Program ini juga sejalan dengan penelitian terbaru Organisasi Meteorologi Dunia (WMO) mengenai prediksi fenomena El Nino yang akan berlangsung hingga April 2024.
Jakarta (ANTARA) – Akademisi Institut Pertanian Bogor (IPB) Universitas Prima Gandhi menilai program menanam padi di lahan rawa yang digagas Kementerian Pertanian merupakan bentuk adaptasi produksi padi di Indonesia dan juga dapat menambah luas lahan sawah baru. .

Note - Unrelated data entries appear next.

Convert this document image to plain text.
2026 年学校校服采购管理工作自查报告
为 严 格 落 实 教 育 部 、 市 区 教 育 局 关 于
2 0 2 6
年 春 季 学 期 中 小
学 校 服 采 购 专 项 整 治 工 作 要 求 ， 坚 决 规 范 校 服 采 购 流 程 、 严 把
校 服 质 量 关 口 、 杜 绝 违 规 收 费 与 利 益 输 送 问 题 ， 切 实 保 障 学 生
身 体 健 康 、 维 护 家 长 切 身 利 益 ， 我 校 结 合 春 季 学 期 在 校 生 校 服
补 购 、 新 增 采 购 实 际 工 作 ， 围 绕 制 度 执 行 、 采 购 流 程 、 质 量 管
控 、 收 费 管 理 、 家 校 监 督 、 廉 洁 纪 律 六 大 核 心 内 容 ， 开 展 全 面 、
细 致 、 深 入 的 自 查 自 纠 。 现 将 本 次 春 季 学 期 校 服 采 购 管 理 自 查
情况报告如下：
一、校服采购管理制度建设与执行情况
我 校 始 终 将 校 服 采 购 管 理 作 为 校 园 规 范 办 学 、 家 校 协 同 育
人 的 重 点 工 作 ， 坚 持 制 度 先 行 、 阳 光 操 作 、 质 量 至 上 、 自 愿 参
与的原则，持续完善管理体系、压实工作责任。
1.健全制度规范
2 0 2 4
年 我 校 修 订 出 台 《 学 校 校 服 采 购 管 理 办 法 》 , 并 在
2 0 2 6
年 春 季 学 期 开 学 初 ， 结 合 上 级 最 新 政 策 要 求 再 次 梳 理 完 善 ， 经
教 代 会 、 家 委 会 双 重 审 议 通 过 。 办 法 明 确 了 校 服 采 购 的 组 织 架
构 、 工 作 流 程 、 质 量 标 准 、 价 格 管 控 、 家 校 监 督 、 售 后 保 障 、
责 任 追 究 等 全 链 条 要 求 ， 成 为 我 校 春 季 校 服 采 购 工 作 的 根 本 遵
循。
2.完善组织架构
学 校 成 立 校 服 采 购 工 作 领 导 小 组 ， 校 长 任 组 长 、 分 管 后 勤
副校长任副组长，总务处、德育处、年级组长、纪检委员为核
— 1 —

Program ini juga sejalan dengan penelitian terbaru Organisasi Meteorologi Dunia (WMO) mengenai prediksi fenomena El Nino yang akan berlangsung hingga April 2024, kata Gandhi di Jakarta, Kamis.
Menurutnya, program menanam padi di lahan rawa akan menjadi penyelamat pertanian di masa depan. Hal ini didukung dengan potensi lahan rawa di Indonesia seluas 9,52 juta hektar yang dapat ditanami padi.
“Tanah rawa ini aksesnya mudah. Secara topografi, sekitar 90 persen lahan rawa di Indonesia berada di dataran rendah,” ujarnya.
Baca juga: Mentan: Lahan rawa berpotensi dimanfaatkan untuk meningkatkan produksi pangan
Gandhi mengungkapkan lahan rawa yang disiapkan untuk ditanami padi juga lebih adaptif. Selain itu, waktu tanamnya juga tidak memakan waktu lama.
“Banyak kisah sukses dari program tanam padi di lahan rawa. Saat saya mengikuti program tanam padi di lahan rawa seluas 750 hektar di Desa Jejangkit Muara, Kecamatan Jejangkit, Barito Kuala, Kalimantan Selatan, pada tahun 2018 lalu, mayoritas sekarang sudah panen,” katanya.
Gandhi optimistis kebijakan percepatan luas tanam yang digagas Menteri Pertanian Andi Amran Sulaiman mampu menjadi penopang utama ketersediaan beras dalam negeri.
Dengan dukungan teknologi dan inovasi yang ada saat ini, kata Gandhi, menanam padi di lahan rawa kini lebih mudah dilakukan.
“Indeks tanamnya bahkan bisa ditingkatkan menjadi 3 yaitu menanam dan memanen padi tiga kali dalam setahun. Apalagi Indonesia memiliki banyak varietas padi unggul yang adaptif terhadap lahan rawa,” jelasnya.
Setidaknya terdapat tiga puluh lima varietas padi unggul yang adaptif terhadap rawa pasang surut dan rawa dataran rendah. Varietas tersebut antara lain padi rawa inbrida (Inpara) 2, Inpara 3, Inpara 8 dan Inpara 9, padi irigasi inbrida (Inpari) 32, Inpari 40 dan Inpari 42 Agritan yang semuanya siap budidaya.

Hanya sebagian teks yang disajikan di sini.